Değerli Meslektaşlarımız,
Blumgart ve arkadaşları ilk kez Radyum C ile, kalp yetmezliği olan bir hastada dolaşım zamanını ölçtüklerinde yıl 1927 idi. Nükleer Kardiyak Görüntüleme, başlangıç tarihi olarak kabul edilebilecek bu uygulamadan sonra teknolojideki gelişmelere paralel olarak, sadece kanaat belirten bir teknik olmaktan çıkarak fizyolojik ve patofizyolojik kardiyopulmoner süreçleri değerlendirmede daha kesin, sayısal veriler sağlayabilen nesnel bir modalite haline dönüştü. Rektilineer tarayıcılarla yapılan ilk kardiyak görüntülemeler, 1957’de Anger’in gamma kamerayı icadından sonra daha ivmeli bir gelişme içine girerek yerini, 1970’lerde geliştirilen tek-foton emisyon bilgisayarlı tomografi (SPECT) cihazlarına bıraktı. Günümüzde, daha düşük radyonüklid dozlarıyla, daha hızlı çekim yapabilen ve yüksek rezolüsyonda görüntü sağlayan SPECT; atenüasyon düzeltmesiyle artefaktların giderilmesini sağlayan hybrid SPECT-BT; PET ve PET/BT, cihaz teknolojisindeki bu gelişimin son halkaları görünümündedir.
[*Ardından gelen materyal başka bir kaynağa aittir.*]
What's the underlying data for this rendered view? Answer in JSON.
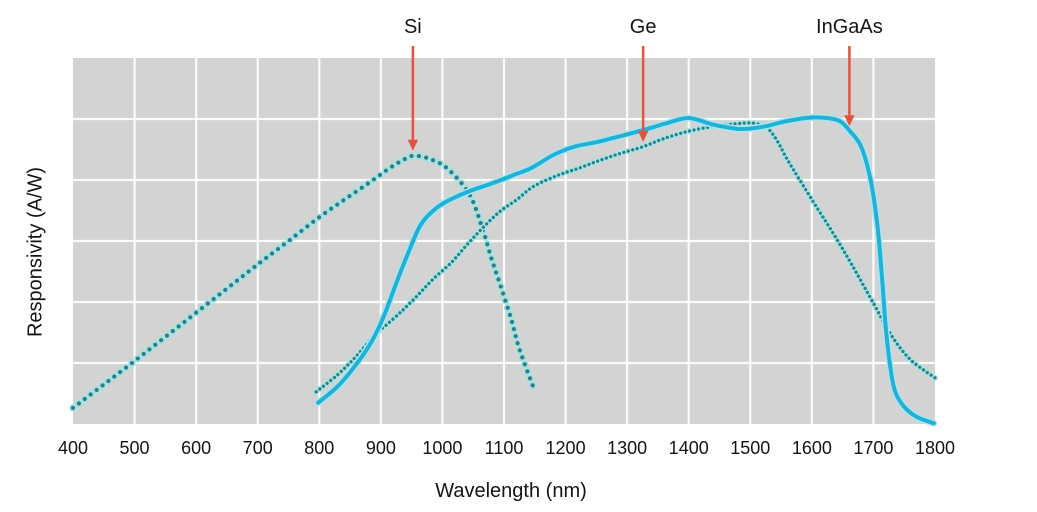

Nükleer Kardiyolojide bu değişimler olmaktayken, 2000’li yıllardan bu yana Nükleer Tıbbın başka bir alanında gerçekleşen gelişmeler daha çok etki yarattı; Onkolojik PET görüntüleme ile birlikte onkolojide bireyselleştirilmiş tedavi ve teranostik yaklaşımlar. Akademik ilgimiz daha çok PET/BT ile onkolojik çalışmalar ve Peptid Reseptör Görüntüleme ve Tedavilerine yöneldiğinden, konvansiyonel Nükleer Tıbbın en önemli bileşenlerinden olan Nükleer Kardiyak Görüntüleme ile ilgili uygulamaların standardizasyonu ve yeniliklerin adapte edilmesi ihtiyacı da kendini hissettirmekteydi. Biraz da bu amaçla Nükleer Tıp Seminerleri Dergisinin 2018 yılı 2. sayısını Nükleer Kardiyolojiye ayırmayı uygun gördük.
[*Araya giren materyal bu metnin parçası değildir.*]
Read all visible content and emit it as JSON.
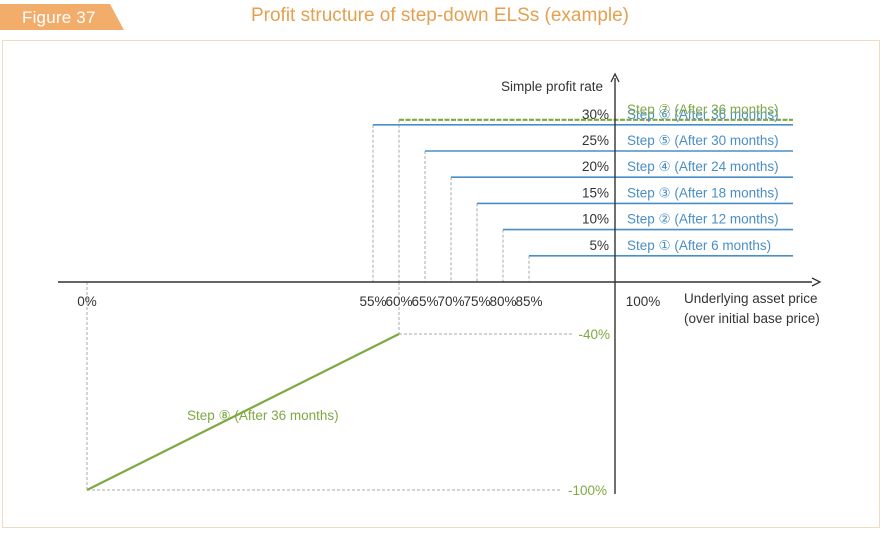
{
  "figure": {
    "label": "Figure 37",
    "title": "Profit structure of step-down ELSs (example)"
  },
  "colors": {
    "accent": "#f2ad6b",
    "title": "#e5a04f",
    "step_blue": "#4a8ec6",
    "step_green": "#7fa843",
    "axis": "#333333",
    "guide": "#aaaaaa",
    "frame": "#f0dcc0"
  },
  "chart_data": {
    "type": "line",
    "title": "Profit structure of step-down ELSs (example)",
    "ylabel": "Simple profit rate",
    "xlabel": "Underlying asset price (over initial base price)",
    "xlabel_lines": [
      "Underlying asset price",
      "(over initial base price)"
    ],
    "x_ticks": [
      "0%",
      "55%",
      "60%",
      "65%",
      "70%",
      "75%",
      "80%",
      "85%",
      "100%"
    ],
    "steps": [
      {
        "name": "Step ① (After 6 months)",
        "trigger": 85,
        "rate": 5,
        "rate_label": "5%",
        "color": "blue"
      },
      {
        "name": "Step ② (After 12 months)",
        "trigger": 80,
        "rate": 10,
        "rate_label": "10%",
        "color": "blue"
      },
      {
        "name": "Step ③ (After 18 months)",
        "trigger": 75,
        "rate": 15,
        "rate_label": "15%",
        "color": "blue"
      },
      {
        "name": "Step ④ (After 24 months)",
        "trigger": 70,
        "rate": 20,
        "rate_label": "20%",
        "color": "blue"
      },
      {
        "name": "Step ⑤ (After 30 months)",
        "trigger": 65,
        "rate": 25,
        "rate_label": "25%",
        "color": "blue"
      },
      {
        "name": "Step ⑥ (After 36 months)",
        "trigger": 55,
        "rate": 30,
        "rate_label": "30%",
        "color": "blue"
      },
      {
        "name": "Step ⑦ (After 36 months)",
        "trigger": 60,
        "rate": 30,
        "rate_label": "",
        "color": "green",
        "dashed": true
      }
    ],
    "loss_step": {
      "name": "Step ⑧ (After 36 months)",
      "points": [
        {
          "x": 0,
          "y": -100
        },
        {
          "x": 60,
          "y": -40
        }
      ],
      "y_labels": [
        "-40%",
        "-100%"
      ]
    },
    "y_values_shown": [
      5,
      10,
      15,
      20,
      25,
      30,
      -40,
      -100
    ],
    "grid": false,
    "legend": "inline labels"
  }
}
Kocaeli Tıp Fakültesi, Nükleer Tıp Anabilim Dalı Başkanı Prof. Dr. Hakan Demir’in konuk editörlüğünü ve yazarlığını yaptığı bu sayıda, konusunda uzman değerli hocalarımız tarafından, kardiyolojik Nükleer Tıpta en yaygın olarak uygulanan KAH tanı, takip ve tedavi planlamasında myokard perfüzyon ajanlarıyla görüntülemenin yanı sıra; myokard canlılık araştırması, kalp yetmezliği ve aritmiler, ateroskleroz, infektif endokardit, kardiak sarkoidoz ve amiloidozda moleküler görüntüleme ve Nükleer Tıp uygulamalarından sözedildi.
Nükleer kardiyolojide yenilikler başlıklı derlemede, cihaz, yazılım ve radyofarmasötiklerdeki gelişmeler ve gelecekten beklentiler irdelendi. Ayrıca kardiyologların nükleer tıptan beklentilerini içeren yazıda, biz nükleer tıp uzmanlarının tetkik sonuçlarını yorumlarken kardiyologların neler beklediğini bilerek ve raporları buna göre düzenlememizi sağlayacak önemli bilgiler verildi.
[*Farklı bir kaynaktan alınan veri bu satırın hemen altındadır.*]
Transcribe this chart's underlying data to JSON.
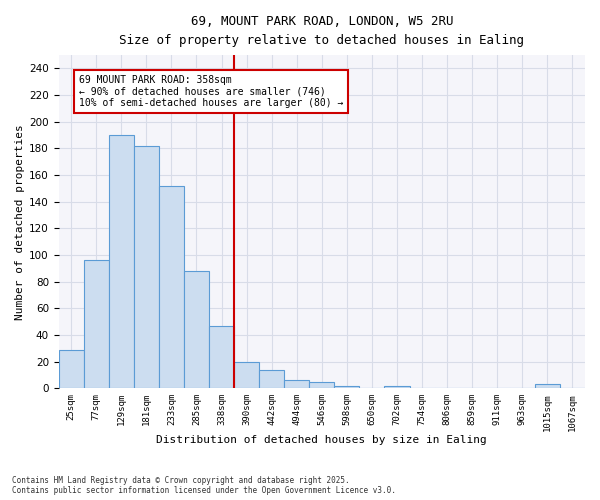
{
  "title_line1": "69, MOUNT PARK ROAD, LONDON, W5 2RU",
  "title_line2": "Size of property relative to detached houses in Ealing",
  "xlabel": "Distribution of detached houses by size in Ealing",
  "ylabel": "Number of detached properties",
  "bar_labels": [
    "25sqm",
    "77sqm",
    "129sqm",
    "181sqm",
    "233sqm",
    "285sqm",
    "338sqm",
    "390sqm",
    "442sqm",
    "494sqm",
    "546sqm",
    "598sqm",
    "650sqm",
    "702sqm",
    "754sqm",
    "806sqm",
    "859sqm",
    "911sqm",
    "963sqm",
    "1015sqm",
    "1067sqm"
  ],
  "bar_values": [
    29,
    96,
    190,
    182,
    152,
    88,
    47,
    20,
    14,
    6,
    5,
    2,
    0,
    2,
    0,
    0,
    0,
    0,
    0,
    3,
    0
  ],
  "bar_color_fill": "#ccddf0",
  "bar_color_edge": "#5b9bd5",
  "vline_x_index": 6.5,
  "vline_color": "#cc0000",
  "annotation_text": "69 MOUNT PARK ROAD: 358sqm\n← 90% of detached houses are smaller (746)\n10% of semi-detached houses are larger (80) →",
  "annotation_box_color": "#cc0000",
  "ylim": [
    0,
    250
  ],
  "yticks": [
    0,
    20,
    40,
    60,
    80,
    100,
    120,
    140,
    160,
    180,
    200,
    220,
    240
  ],
  "grid_color": "#d8dce8",
  "footer_line1": "Contains HM Land Registry data © Crown copyright and database right 2025.",
  "footer_line2": "Contains public sector information licensed under the Open Government Licence v3.0.",
  "bg_color": "#ffffff",
  "plot_bg_color": "#f5f5fa"
}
Bu bilgilerin ışığında, çekim süre ve kalitesinde iyileşme sağlayan yeni SPECT cihazlarından, F-18 işaretli PET radyofarmasötiklerinin perfüzyon görüntülemede kullanıma girmesine kadar pek çok heyecan verici gelişme ile Nükleer Kardiyolojinin önü daha da açılacak gibi görünüyor.
Sayının oluşmasında emeği geçen, başta Hakan Demir hocamız olmak üzere tüm yazarlarımıza teşekkür ediyoruz.
Bu sayının ilgiyle okunacağını ve beğenileceğini umuyoruz.